L’iniziativa, promossa dalla Andrea Bocelli Foundation e dal Centro di Alta Formazione Laudato Sì, si è svolta alla presenza del Santo Padre e ha riunito giovani provenienti da numerosi Paesi con l’obiettivo di promuovere, attraverso il linguaggio universale della musica, i valori della pace, della fraternità e del dialogo tra i popoli.
La benedizione del Pontefice ha rappresentato uno dei momenti più significativi della manifestazione. Il gesto, rivolto allo strumento della musicista di origine ucraina, assume un particolare valore nel contesto delle tensioni internazionali e richiama il ruolo della cultura e dell’arte come strumenti di incontro, riconciliazione e speranza.

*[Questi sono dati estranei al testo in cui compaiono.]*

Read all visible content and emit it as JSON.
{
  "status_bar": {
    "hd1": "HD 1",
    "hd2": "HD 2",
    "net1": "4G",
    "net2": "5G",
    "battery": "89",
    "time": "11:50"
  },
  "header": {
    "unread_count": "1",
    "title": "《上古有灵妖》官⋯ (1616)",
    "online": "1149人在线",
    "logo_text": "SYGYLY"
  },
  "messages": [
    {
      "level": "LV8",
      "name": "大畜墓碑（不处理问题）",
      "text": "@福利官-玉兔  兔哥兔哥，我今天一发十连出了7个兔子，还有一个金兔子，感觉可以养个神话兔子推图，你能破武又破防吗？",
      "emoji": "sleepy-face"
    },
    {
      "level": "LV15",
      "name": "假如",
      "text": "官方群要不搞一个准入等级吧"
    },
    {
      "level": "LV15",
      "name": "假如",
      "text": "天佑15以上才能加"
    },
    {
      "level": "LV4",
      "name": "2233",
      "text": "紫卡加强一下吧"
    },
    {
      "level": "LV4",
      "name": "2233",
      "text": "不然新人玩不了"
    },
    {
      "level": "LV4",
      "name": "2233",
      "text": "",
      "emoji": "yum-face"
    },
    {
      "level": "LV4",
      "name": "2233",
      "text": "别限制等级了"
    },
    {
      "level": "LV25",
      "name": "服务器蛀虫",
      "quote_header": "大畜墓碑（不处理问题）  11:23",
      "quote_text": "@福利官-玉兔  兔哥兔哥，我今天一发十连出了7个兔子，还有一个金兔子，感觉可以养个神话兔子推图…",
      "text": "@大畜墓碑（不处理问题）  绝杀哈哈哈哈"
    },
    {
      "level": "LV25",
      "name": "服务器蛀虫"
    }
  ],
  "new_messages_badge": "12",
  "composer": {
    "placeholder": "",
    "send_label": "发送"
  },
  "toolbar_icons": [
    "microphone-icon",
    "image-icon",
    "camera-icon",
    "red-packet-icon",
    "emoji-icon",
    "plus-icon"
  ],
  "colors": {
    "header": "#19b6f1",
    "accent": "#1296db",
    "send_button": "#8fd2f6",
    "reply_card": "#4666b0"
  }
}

Anastasiya Petryshak, affermata violinista impegnata da anni sui principali palcoscenici internazionali e in numerose iniziative culturali e solidali, ha accolto la benedizione del Santo Padre come un riconoscimento di alto profilo umano e simbolico.
Il concerto si inserisce nel più ampio impegno del Borgo Laudato Sì volto a favorire una cultura della pace e della solidarietà, riaffermando il valore della musica quale linguaggio universale capace di unire persone, popoli e tradizioni nel segno del dialogo e della reciproca comprensione.